Federal court documents from 2007 show Howell took out a loan using a farm that had been in his family for generations as collateral.
She and her sister gave the money to Watson.
Watson was later convicted of wire fraud for the event and he spent five years in prison.
Howell and Laskoskie said the family lost the farm and their retirement money — a total of more than $700,000.
“It totally destroyed the family,” Laskoskie said. “There are family members who don’t even speak anymore. It was tough.

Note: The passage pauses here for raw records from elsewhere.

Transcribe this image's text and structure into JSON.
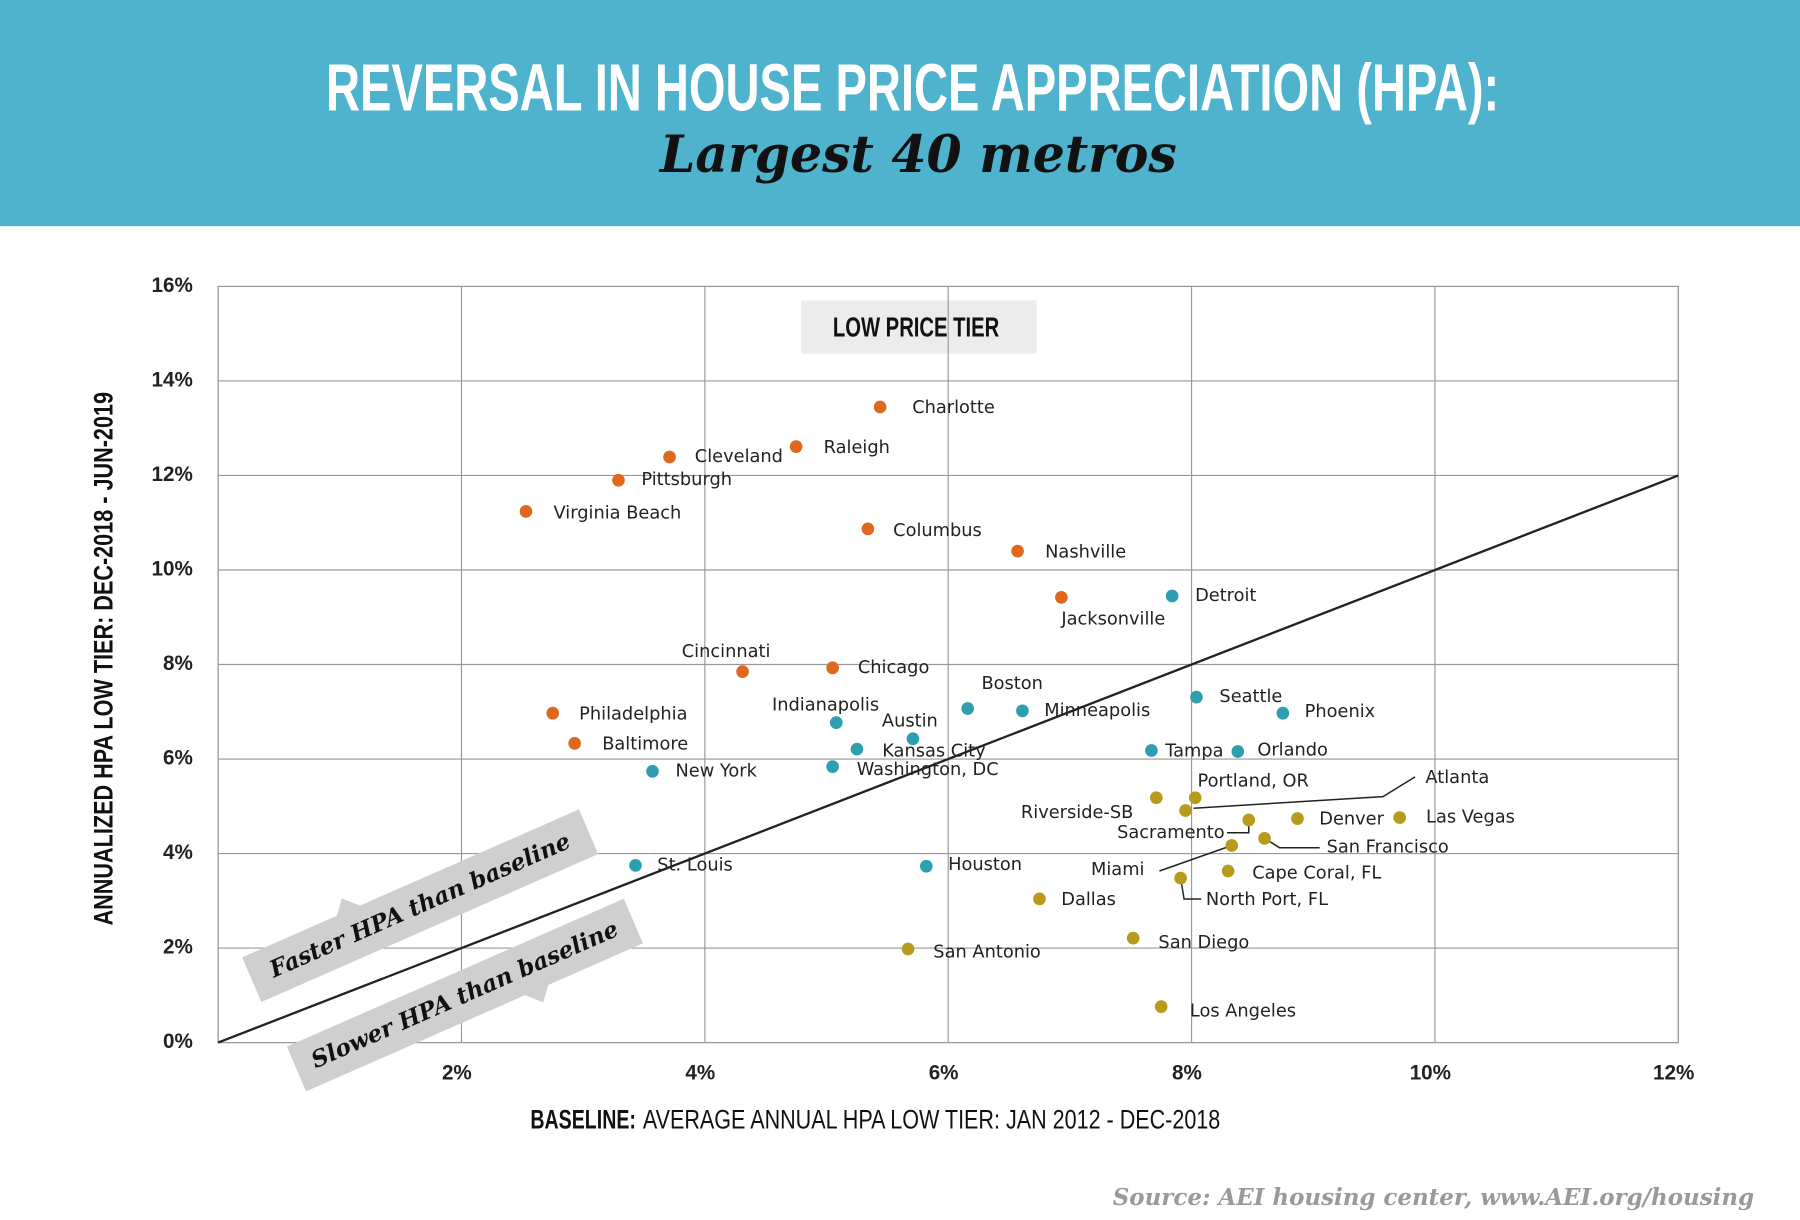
{
  "chart_data": {
    "type": "scatter",
    "title": "REVERSAL IN HOUSE PRICE APPRECIATION (HPA):",
    "subtitle": "Largest 40 metros",
    "panel_label": "LOW PRICE TIER",
    "x_label_lead": "BASELINE:",
    "x_label": "AVERAGE ANNUAL HPA LOW TIER: JAN 2012 - DEC-2018",
    "y_label": "ANNUALIZED HPA LOW TIER: DEC-2018 - JUN-2019",
    "annotations": [
      "Faster HPA than baseline",
      "Slower HPA than baseline"
    ],
    "source": "Source: AEI housing center, www.AEI.org/housing",
    "xlim": [
      0,
      12
    ],
    "ylim": [
      0,
      16
    ],
    "xticks": [
      {
        "value": 2,
        "label": "2%"
      },
      {
        "value": 4,
        "label": "4%"
      },
      {
        "value": 6,
        "label": "6%"
      },
      {
        "value": 8,
        "label": "8%"
      },
      {
        "value": 10,
        "label": "10%"
      },
      {
        "value": 12,
        "label": "12%"
      }
    ],
    "yticks": [
      {
        "value": 0,
        "label": "0%"
      },
      {
        "value": 2,
        "label": "2%"
      },
      {
        "value": 4,
        "label": "4%"
      },
      {
        "value": 6,
        "label": "6%"
      },
      {
        "value": 8,
        "label": "8%"
      },
      {
        "value": 10,
        "label": "10%"
      },
      {
        "value": 12,
        "label": "12%"
      },
      {
        "value": 14,
        "label": "14%"
      },
      {
        "value": 16,
        "label": "16%"
      }
    ],
    "grid": true,
    "reference_line": {
      "x": [
        0,
        12
      ],
      "y": [
        0,
        12
      ],
      "color": "#222222"
    },
    "series": [
      {
        "color": "#e0671e",
        "labels": [
          "Charlotte",
          "Raleigh",
          "Cleveland",
          "Pittsburgh",
          "Virginia Beach",
          "Columbus",
          "Nashville",
          "Jacksonville",
          "Cincinnati",
          "Chicago",
          "Philadelphia",
          "Baltimore"
        ],
        "x": [
          5.44,
          4.75,
          3.71,
          3.29,
          2.53,
          5.34,
          6.57,
          6.93,
          4.31,
          5.05,
          2.75,
          2.93
        ],
        "values": [
          13.45,
          12.61,
          12.39,
          11.9,
          11.24,
          10.87,
          10.4,
          9.42,
          7.85,
          7.93,
          6.97,
          6.33
        ]
      },
      {
        "color": "#2e9fb0",
        "labels": [
          "Detroit",
          "Seattle",
          "Phoenix",
          "Boston",
          "Minneapolis",
          "Indianapolis",
          "Austin",
          "Kansas City",
          "Washington, DC",
          "New York",
          "Tampa",
          "Orlando",
          "St. Louis",
          "Houston"
        ],
        "x": [
          7.84,
          8.04,
          8.75,
          6.16,
          6.61,
          5.08,
          5.71,
          5.25,
          5.05,
          3.57,
          7.67,
          8.38,
          3.43,
          5.82
        ],
        "values": [
          9.45,
          7.31,
          6.97,
          7.07,
          7.02,
          6.77,
          6.43,
          6.21,
          5.84,
          5.74,
          6.18,
          6.16,
          3.75,
          3.73
        ]
      },
      {
        "color": "#b89a1c",
        "labels": [
          "Riverside-SB",
          "Portland, OR",
          "Atlanta",
          "Sacramento",
          "San Francisco",
          "Miami",
          "North Port, FL",
          "Denver",
          "Las Vegas",
          "Cape Coral, FL",
          "Dallas",
          "San Diego",
          "San Antonio",
          "Los Angeles"
        ],
        "x": [
          7.71,
          8.03,
          7.95,
          8.47,
          8.6,
          8.33,
          7.91,
          8.87,
          9.71,
          8.3,
          6.75,
          7.52,
          5.67,
          7.75
        ],
        "values": [
          5.18,
          5.18,
          4.91,
          4.71,
          4.32,
          4.17,
          3.48,
          4.74,
          4.76,
          3.63,
          3.04,
          2.21,
          1.98,
          0.76
        ]
      }
    ]
  }
}
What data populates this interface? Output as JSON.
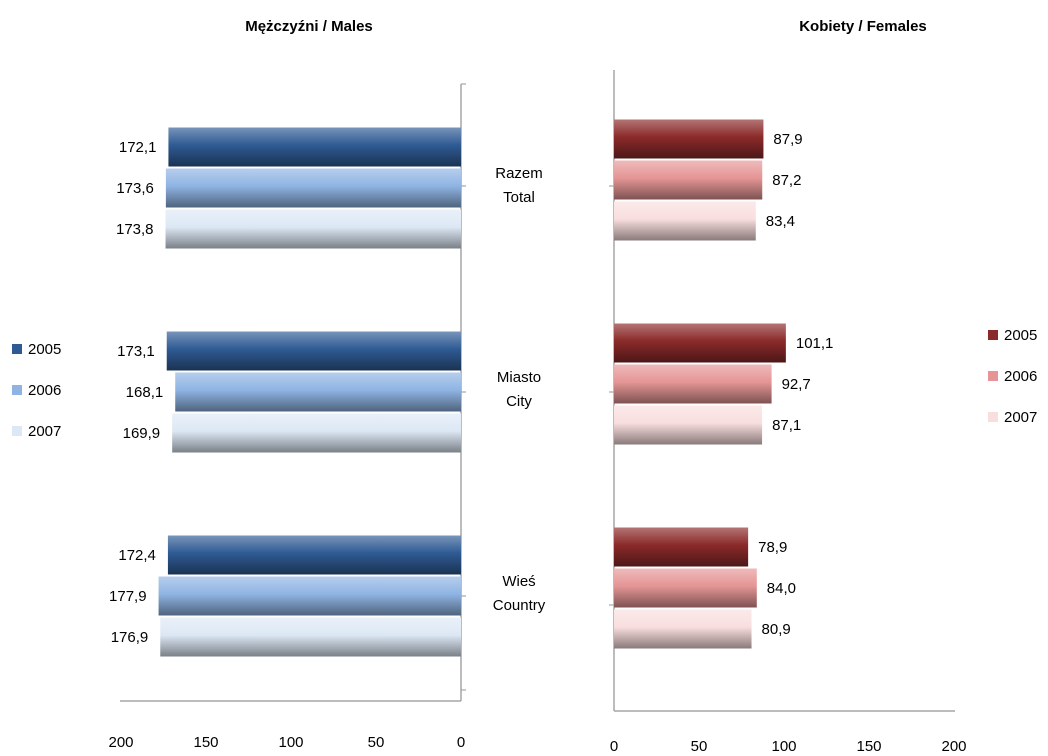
{
  "chart_data": [
    {
      "type": "bar",
      "orientation": "horizontal",
      "direction": "reversed",
      "title": "Mężczyźni / Males",
      "categories": [
        [
          "Razem",
          "Total"
        ],
        [
          "Miasto",
          "City"
        ],
        [
          "Wieś",
          "Country"
        ]
      ],
      "xlim": [
        0,
        200
      ],
      "ticks": [
        "200",
        "150",
        "100",
        "50",
        "0"
      ],
      "tick_values": [
        200,
        150,
        100,
        50,
        0
      ],
      "legend_position": "left",
      "series": [
        {
          "name": "2005",
          "values": [
            172.1,
            173.1,
            172.4
          ],
          "labels": [
            "172,1",
            "173,1",
            "172,4"
          ],
          "color": "#2f5b94"
        },
        {
          "name": "2006",
          "values": [
            173.6,
            168.1,
            177.9
          ],
          "labels": [
            "173,6",
            "168,1",
            "177,9"
          ],
          "color": "#8fb4e3"
        },
        {
          "name": "2007",
          "values": [
            173.8,
            169.9,
            176.9
          ],
          "labels": [
            "173,8",
            "169,9",
            "176,9"
          ],
          "color": "#dde8f5"
        }
      ]
    },
    {
      "type": "bar",
      "orientation": "horizontal",
      "title": "Kobiety / Females",
      "categories": [
        [
          "Razem",
          "Total"
        ],
        [
          "Miasto",
          "City"
        ],
        [
          "Wieś",
          "Country"
        ]
      ],
      "xlim": [
        0,
        200
      ],
      "ticks": [
        "0",
        "50",
        "100",
        "150",
        "200"
      ],
      "tick_values": [
        0,
        50,
        100,
        150,
        200
      ],
      "legend_position": "right",
      "series": [
        {
          "name": "2005",
          "values": [
            87.9,
            101.1,
            78.9
          ],
          "labels": [
            "87,9",
            "101,1",
            "78,9"
          ],
          "color": "#8b2a2a"
        },
        {
          "name": "2006",
          "values": [
            87.2,
            92.7,
            84.0
          ],
          "labels": [
            "87,2",
            "92,7",
            "84,0"
          ],
          "color": "#e59595"
        },
        {
          "name": "2007",
          "values": [
            83.4,
            87.1,
            80.9
          ],
          "labels": [
            "83,4",
            "87,1",
            "80,9"
          ],
          "color": "#f9dede"
        }
      ]
    }
  ]
}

Nancy Lukas claimed he lost his investment more recently in Watson’s Southfork Music Festival in 2020.
“I ended up dating him for a while, which makes me shiver at the thought of it,” she told News 6.
She spoke to News 6 from California, where she said she met Watson at another music event.
She said he took her to Los Angeles, where he put her up in expensive hotels.
“He ended up scamming me for almost $300,000 which was my entire inheritance from my dad who worked his whole life to earn this,” she said.
She said the FBI didn’t contact her.
Howell and Laskoskie said they were struggling to make ends meet and did not hope to see their investment money again, even though they had promissory notes with Watson’s signature.
“When he meets his maker, he won’t have a lawyer to speak for him,” Laskoskie said. “He’s going to have to stand up and take what’s coming to him.”
The women said they fear there won’t be more victims like them since Watson launched Orlando’s first music festival.
Watson’s attorney did not respond to News 6’s request for comment.